その表情に、「二ヴェル?」と彼の名前を呼ぶものの、顎に手を当てなにかを考え始めた二ヴェルに、私の声は届いていないらしい。
二ヴェルの行動に、ラウルも気がついたのか、二ヴェルをきょとん、とした表情で見たあと、私を見るものの、私もどうしたらいいか分からず、小さく首を横に振る。
「なあ」
「あ?」
「何かあったか」
「…ちょっと気になることがな」
「なんだよ」
私とラウルの困惑をよそに、特に二ヴェルの考えている様子に気を使うことなく、ハルトが二ヴェルへと声をかける。
そんなハルトに、二ヴェルは一瞬、言葉の歯切れを悪くするものの、ハルトの引かない様子に、小さくため息をつき、「お前が渡された地図」と短く言って、旅の始まりに神官に渡された地図を取り出す。

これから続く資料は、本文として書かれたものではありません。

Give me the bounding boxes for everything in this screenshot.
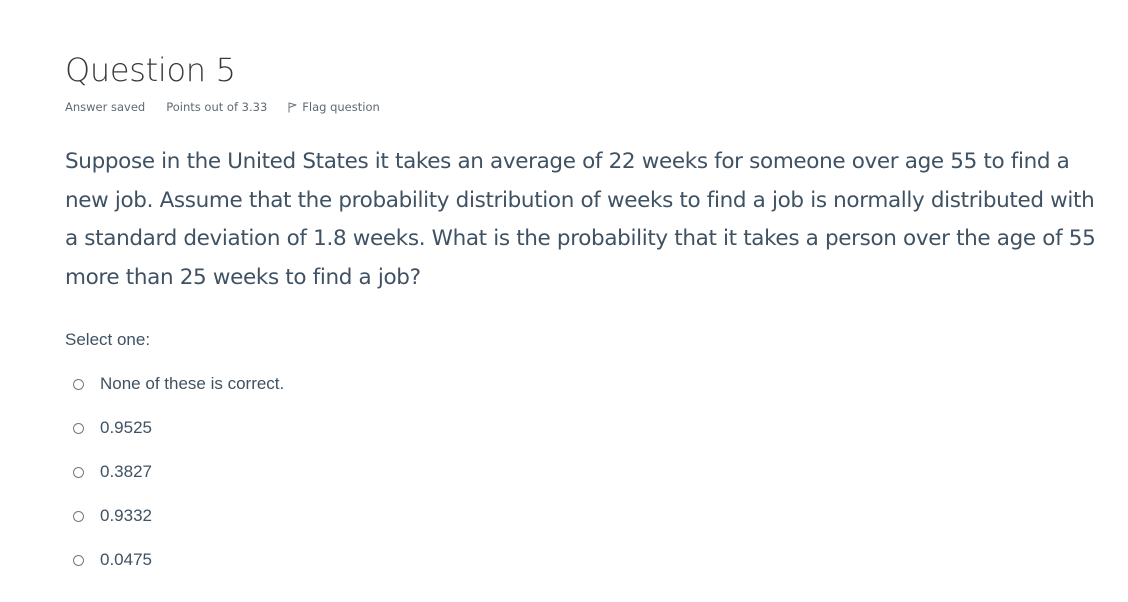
- answer-option-label[interactable]: 0.9525: [100, 418, 152, 438]
- answer-option-5[interactable]: 0.0475: [71, 538, 284, 582]
- flag-question-label: Flag question: [302, 100, 380, 114]
- answer-option-label[interactable]: 0.0475: [100, 550, 152, 570]
- question-text: Suppose in the United States it takes an…: [65, 149, 1096, 290]
- question-container: Question 5 Answer saved Points out of 3.…: [65, 48, 1115, 569]
- flag-question-link[interactable]: Flag question: [288, 100, 380, 114]
- answer-options: None of these is correct. 0.9525 0.3827 …: [71, 362, 284, 582]
- answer-option-label[interactable]: 0.9332: [100, 506, 152, 526]
- answer-option-2[interactable]: 0.9525: [71, 406, 284, 450]
- question-grade: Points out of 3.33: [166, 100, 268, 114]
- question-state: Answer saved: [65, 100, 146, 114]
- answer-option-4[interactable]: 0.9332: [71, 494, 284, 538]
- radio-button[interactable]: [73, 466, 84, 478]
- radio-button[interactable]: [73, 510, 84, 522]
- answer-option-1[interactable]: None of these is correct.: [71, 362, 284, 406]
- question-info: Answer saved Points out of 3.33 Flag que…: [65, 98, 1115, 116]
- answer-option-label[interactable]: None of these is correct.: [100, 374, 284, 394]
- answer-prompt: Select one:: [65, 330, 151, 349]
- radio-button[interactable]: [73, 378, 84, 390]
- question-title: Question 5: [65, 51, 236, 89]
- answer-option-label[interactable]: 0.3827: [100, 462, 152, 482]
- answer-option-3[interactable]: 0.3827: [71, 450, 284, 494]
- radio-button[interactable]: [73, 422, 84, 434]
- radio-button[interactable]: [73, 554, 84, 566]
- flag-icon: [288, 102, 297, 112]
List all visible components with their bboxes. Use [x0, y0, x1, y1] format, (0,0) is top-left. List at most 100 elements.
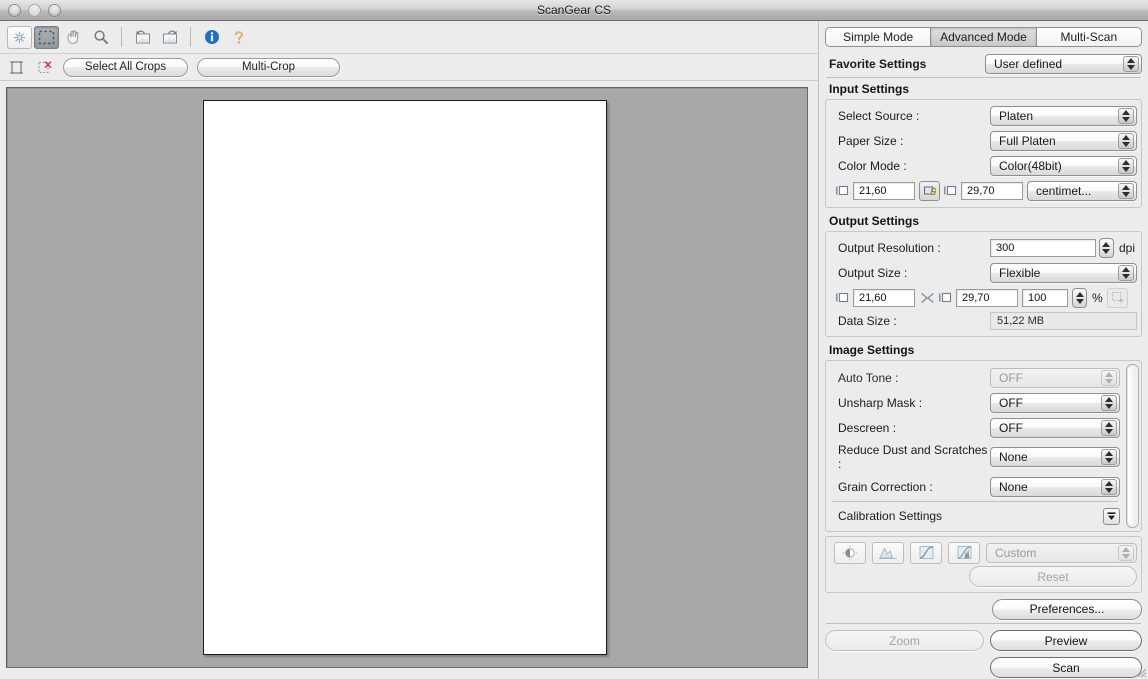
- remove-frame-icon[interactable]: [35, 58, 54, 77]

「こっちは、魔王たちが持ってた地図。これは市場で売られてるのと大体同じものだ。で、コッチは、お前が一番始めに渡された地図」
「…で?」
「で、だ。大きさは違うにしても、描いてあるものは同じこの二枚の地図を並べてみる、と」
テーブルに広げられた大きな地図と、小さな地図。
その両方に描かれているものは、同じ。
「…同じじゃねぇな」
「ああ、違うな。コレ」
初めにそう言ったのは、ハルトで、その次に呟いたのはジャン。
「ハルト? ジャン?」
地図が違う。そう言っただけなのに、ハルトとジャン、それから二ヴェルの地図を見る目つきが明らかにさっきとは違う。
「…どう、したの?」
まるで、なにかに怒っているような。
突然のそんな雰囲気に、思わず小さく息をのめば、ハルトたち三人が、ジュニア、と呼ばれる魔王、ラウルへと、険しい視線を投げつけた。